Banking Awareness 22: RBI Functions-Regulations of banks

Are you willing to know the detailed information about the RBI Functions-Regulations of banks? Here is the article which provides you the detailed information about the RBI Functions-Regulations of banks. The main purpose of the RBI is to conduct consolidated supervision of the financial sector in India, which is made up of the commercial banks, financial institutions, and non-banking finance firms. The RBI acts as a regulator and Supervisor of the overall financial system.

These are the most important functions of RBI is to work as a regulator and supervisor of the financial system. The financial system in India includes commercial banks, Regional Rural Banks, Local Area Banks, Cooperative Banks, Financial Institutions including Development Financial Institutions and Non-Banking Financial Companies.

RBI derives its regulating powers for Indian Banking System from the Provisions of the Banking Regulation Act 1949. For other Entities, it derives power from the RBI Act, 1934. The objectives of these functions are to protect the interest of the depositors and maintain the safety and soundness of the banking and Financial Systems of the country.
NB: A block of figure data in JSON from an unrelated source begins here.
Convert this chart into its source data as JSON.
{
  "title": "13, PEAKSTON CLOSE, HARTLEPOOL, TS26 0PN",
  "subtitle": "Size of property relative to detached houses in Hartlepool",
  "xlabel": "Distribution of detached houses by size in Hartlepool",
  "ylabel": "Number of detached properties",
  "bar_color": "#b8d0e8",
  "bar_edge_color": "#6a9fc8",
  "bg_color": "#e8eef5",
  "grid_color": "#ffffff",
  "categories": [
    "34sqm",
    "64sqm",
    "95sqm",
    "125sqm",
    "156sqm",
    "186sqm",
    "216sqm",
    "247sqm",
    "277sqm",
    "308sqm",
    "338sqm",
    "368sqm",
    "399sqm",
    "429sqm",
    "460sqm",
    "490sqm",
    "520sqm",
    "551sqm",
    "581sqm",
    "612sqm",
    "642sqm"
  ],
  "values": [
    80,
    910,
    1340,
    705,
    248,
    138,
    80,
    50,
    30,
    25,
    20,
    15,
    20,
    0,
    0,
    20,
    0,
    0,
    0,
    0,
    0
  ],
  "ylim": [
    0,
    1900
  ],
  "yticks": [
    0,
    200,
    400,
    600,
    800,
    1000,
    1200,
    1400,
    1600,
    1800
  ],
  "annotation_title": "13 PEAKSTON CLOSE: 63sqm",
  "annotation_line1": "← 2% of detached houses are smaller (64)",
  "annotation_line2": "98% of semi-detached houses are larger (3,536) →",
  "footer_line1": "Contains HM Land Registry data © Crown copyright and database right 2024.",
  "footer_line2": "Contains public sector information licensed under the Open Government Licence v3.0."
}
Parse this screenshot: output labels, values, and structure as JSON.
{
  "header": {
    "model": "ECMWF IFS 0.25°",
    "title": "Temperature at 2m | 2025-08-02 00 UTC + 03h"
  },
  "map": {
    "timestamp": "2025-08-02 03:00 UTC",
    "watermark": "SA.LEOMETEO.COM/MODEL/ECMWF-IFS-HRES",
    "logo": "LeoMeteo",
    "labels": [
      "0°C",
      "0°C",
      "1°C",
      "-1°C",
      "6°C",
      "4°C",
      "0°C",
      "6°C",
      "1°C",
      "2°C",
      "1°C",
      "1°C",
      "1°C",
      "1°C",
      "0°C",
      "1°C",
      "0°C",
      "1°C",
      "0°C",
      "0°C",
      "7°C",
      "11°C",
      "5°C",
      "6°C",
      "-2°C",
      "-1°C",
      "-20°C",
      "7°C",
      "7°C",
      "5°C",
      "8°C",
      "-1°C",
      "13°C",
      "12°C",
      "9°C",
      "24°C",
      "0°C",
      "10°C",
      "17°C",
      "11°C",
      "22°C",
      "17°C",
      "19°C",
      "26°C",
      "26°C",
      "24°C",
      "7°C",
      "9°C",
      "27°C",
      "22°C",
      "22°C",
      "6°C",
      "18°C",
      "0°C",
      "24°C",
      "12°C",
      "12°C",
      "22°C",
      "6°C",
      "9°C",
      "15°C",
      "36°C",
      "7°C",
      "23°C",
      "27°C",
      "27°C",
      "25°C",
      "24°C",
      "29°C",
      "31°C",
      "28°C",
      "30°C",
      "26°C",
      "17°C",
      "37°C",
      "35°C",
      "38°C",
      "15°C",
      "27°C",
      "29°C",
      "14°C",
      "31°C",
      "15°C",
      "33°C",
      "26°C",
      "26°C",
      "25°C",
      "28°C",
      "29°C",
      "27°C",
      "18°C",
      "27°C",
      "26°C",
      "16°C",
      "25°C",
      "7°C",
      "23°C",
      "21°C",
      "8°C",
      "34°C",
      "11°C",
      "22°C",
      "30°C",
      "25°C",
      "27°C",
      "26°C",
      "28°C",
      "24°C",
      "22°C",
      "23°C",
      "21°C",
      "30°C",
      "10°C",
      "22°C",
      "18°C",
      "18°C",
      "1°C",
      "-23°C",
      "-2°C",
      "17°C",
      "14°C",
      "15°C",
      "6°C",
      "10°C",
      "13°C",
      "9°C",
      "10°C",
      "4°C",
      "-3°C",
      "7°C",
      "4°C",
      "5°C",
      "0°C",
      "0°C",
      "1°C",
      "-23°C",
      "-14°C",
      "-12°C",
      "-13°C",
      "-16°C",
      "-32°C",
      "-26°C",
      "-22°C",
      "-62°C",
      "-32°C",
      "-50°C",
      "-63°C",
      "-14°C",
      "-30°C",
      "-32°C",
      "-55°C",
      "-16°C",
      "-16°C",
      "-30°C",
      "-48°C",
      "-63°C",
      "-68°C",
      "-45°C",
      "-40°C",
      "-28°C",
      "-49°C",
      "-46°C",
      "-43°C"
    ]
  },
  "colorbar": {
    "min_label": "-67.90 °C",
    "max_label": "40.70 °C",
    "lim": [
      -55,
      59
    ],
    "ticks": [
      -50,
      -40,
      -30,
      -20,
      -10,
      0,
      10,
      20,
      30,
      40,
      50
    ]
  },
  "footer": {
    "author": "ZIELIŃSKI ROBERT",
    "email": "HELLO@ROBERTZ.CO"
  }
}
Later Various Departments have been created for effective Supervisory Functions, such as:-

  • Department of Banking Operations and Development (DBOD) frames regulations for commercial banks.
  • Department of Banking Supervision (DBS) undertakes supervision of commercial banks, including the local area banks and all-India financial institution.
  • Department of Non-Banking Supervision (DNBS) regulates and supervises the Non-Banking Financial Companies (NBFCs).
  • Urban Banks Department (UBD) regulates and supervises the Urban Cooperative Banks (UCBs).
  • Regulation of Regional Rural Banks (RRBs) and the Rural Cooperative Banks is done by Rural Planning and Credit Department (RPCD); while the supervision of these comes under NABARD.

Licensing Requirements:-

To do a Business of Commercial Banking in India, Whether it is India (or) a Foreign, a License from RBI is Required. Opening of Branches is handled by the branch Authorization Policy. At present, Indian Banks no longer require a license from the Reserve Bank for Opening a branch at a place with a population of below 50,000.

Corporate Governance in Banks:-

One of the Policy objectives of RBI is to ensure high-quality corporate in banks. RBI has issued guidelines for fit and proper criteria for director of banks. One of these guidelines is that the Directors of the banks should have Special knowledge/ experience in the various banking related areas. RBI can also appoint additional directors to the board of banking company.

Statutory Pre-Emptions:-

Each Commercial Bank is required to maintain a certain portion of their Net Demand and Time Liabilities(NDTL) in the forms of cash with the Reserve Bank, called Cash Reserve Ratio and in the form of investment in approved Securities, called Statutory Liquidity Ratio. These are called as Statutory Pre-emptions.

Interest Rates:-

The interest rates on most of the categories of deposits and lending transactions have been deregulated and are largely determined by banks. Reserve Bank regulates the interest rates on savings bank accounts and deposits of non-resident Indians (NRI), small loans up to rupees two lakh, export credits and a few other categories of advances.

Prudential Norms:-

Prudential Norms refers to ideal/responsible norms maintained by the banks.RBI Issues "Prudential Norms" to be followed by the Commercial banks to strengthen the balance sheets of banks. Some of them are related to income recognition, asset classification and provisioning, capital adequacy, investments portfolio, and capital market exposures.

Disclosure Norms:-

One of the important tools for marketing discipline is to maintain public disclosure of relevant information. As per RBI’s directives, the banks are required to make disclosures of their annual reports and some other documents about their capital adequacy, asset quality, liquidity, earnings aspects and penalties imposed on them by the regulator.

Anti-Money Laundering Norms:-

KYC Norms Anti Money Laundering and Combating Financing of Terrorism guidelines are some of the major issues on which RBI keeps issuing its norms and guidelines.

Protection of small Depositors:-

RBI has set up the Deposit Insurance and Credit Guarantee Corporation (DICGC) to protect the interest of small depositors, in case of bank failure. The DICGC provides insurance cover to all eligible bank depositors up to Rs.1 lakh per depositor per bank.

Para-Banking Activities:-

Para banking activities are those activities which don't come under the traditional banking activities. Examples of such activities are asset management, mutual funds business, insurance business, merchant banking activities, factoring services, venture capital, card business, equity participation in venture funds and leasing.

Annual Onsite Inspection:-

RBI undertakes an annual on-site inspection of banks to assess their financial health and to evaluate their performance in terms of quality of management, capital adequacy, asset quality, earnings, liquidity position as well as internal control systems. Based on the findings of the inspection, banks are assigned supervisory ratings based on the CAMELS rating.

OSMOS:-

OSMOS refers to off-site surveillance and Monitoring System. The RBI requires banks to submit detailed and structures information periodically under OSMOS. on the basis of OSMOS, RBI analyses the health of the banks.